The Consul-General of Australia to New York, Alastair J.M. Walton, said the Endeavour remains a significant part of Australia’s contested history.
“It’s a matter of history,” he said at the presentation of the Endeavour project on Rhode Island.
“I think that’s what is incredible about it and also the fact that Cook did something that was probably akin to going to the moon unaided. It was remarkable.
“The voyage and discovery is what we want to focus on today. And also the fact that the boat we had no idea was used in the American revolutionary war and played an enormous part.”
The maritime discovery comes as the National Library in Canberra launched a new exhibition exploring the legacy of Captain Cook.
The library's Director-General, Dr Marie-Louise Ayres, said the exhibition attempts to explore the complexity of Captain Cook's legacy by including voices of the First Nations peoples from Australia, Tahiti, the South Pacific Islands and North America.
"There is light and shade to Cook and his legacy. The legacy is at times ugly and controversial," she said at the exhibition launch.
"Yes, he was indeed a great commander. He was renowned for his abilities as a scientist, navigator and leader."
"For many people though, he was also a symbol of the great sadness and destruction that follow in the wake of his voyages."
She said the understanding of and perspectives of history have evolved and are included in the exhibition.

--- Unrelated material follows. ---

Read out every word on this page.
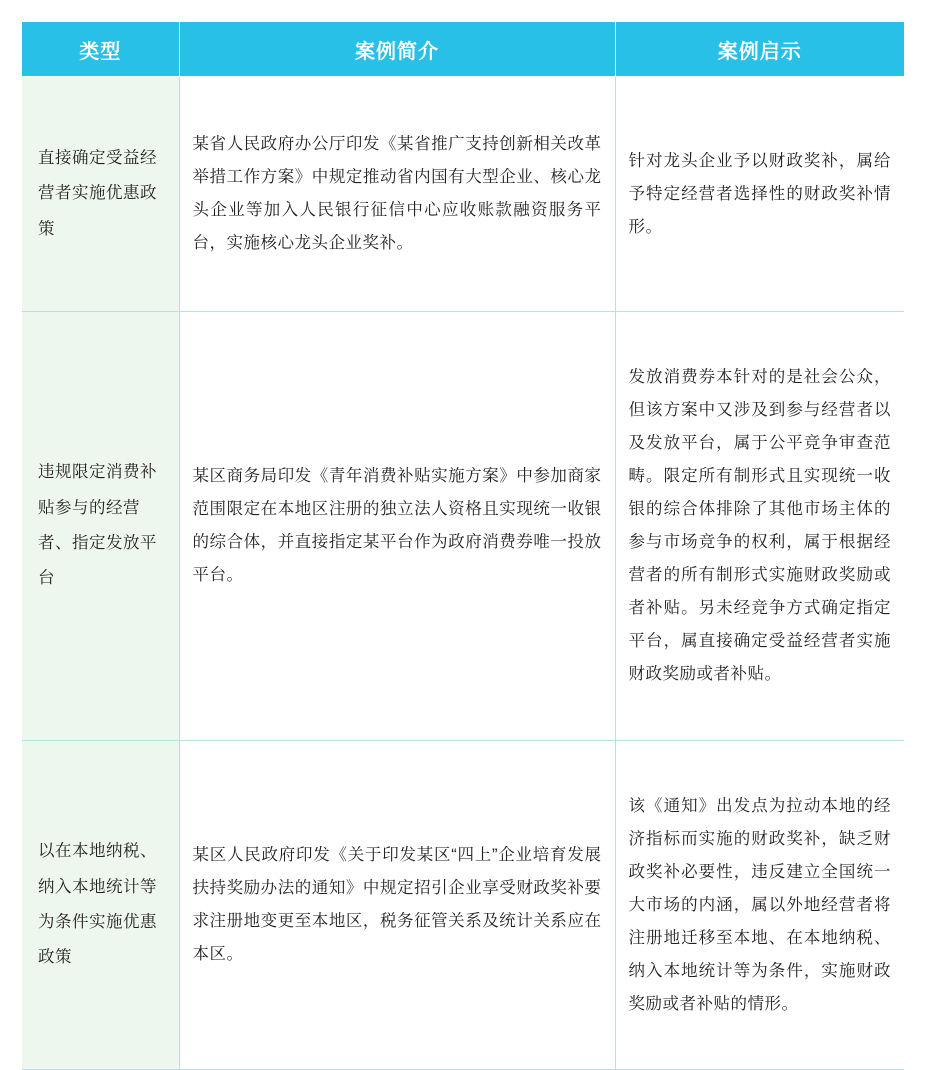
类型	案例简介	案例启示

直接确定受益经营者实施优惠政策	某省人民政府办公厅印发《某省推广支持创新相关改革举措工作方案》中规定推动省内国有大型企业、核心龙头企业等加入人民银行征信中心应收账款融资服务平台，实施核心龙头企业奖补。	针对龙头企业予以财政奖补，属给予特定经营者选择性的财政奖补情形。

违规限定消费补贴参与的经营者、指定发放平台	某区商务局印发《青年消费补贴实施方案》中参加商家范围限定在本地区注册的独立法人资格且实现统一收银的综合体，并直接指定某平台作为政府消费券唯一投放平台。	发放消费券本针对的是社会公众，但该方案中又涉及到参与经营者以及发放平台，属于公平竞争审查范畴。限定所有制形式且实现统一收银的综合体排除了其他市场主体的参与市场竞争的权利，属于根据经营者的所有制形式实施财政奖励或者补贴。另未经竞争方式确定指定平台，属直接确定受益经营者实施财政奖励或者补贴。

以在本地纳税、纳入本地统计等为条件实施优惠政策	某区人民政府印发《关于印发某区“四上”企业培育发展扶持奖励办法的通知》中规定招引企业享受财政奖补要求注册地变更至本地区，税务征管关系及统计关系应在本区。	该《通知》出发点为拉动本地的经济指标而实施的财政奖补，缺乏财政奖补必要性，违反建立全国统一大市场的内涵，属以外地经营者将注册地迁移至本地、在本地纳税、纳入本地统计等为条件，实施财政奖励或者补贴的情形。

"If you were of my generation you will remember being taught of what we now know to be a damaging and disrespectful myth that Cook discovered Australia.
"And also what was indeed true that he worked incredibly hard to keep his crews healthy and scurvy free on his epic voyages. And that is all most of us learnt.
"The truth is far more compelling, far more complex and much more thought-provoking."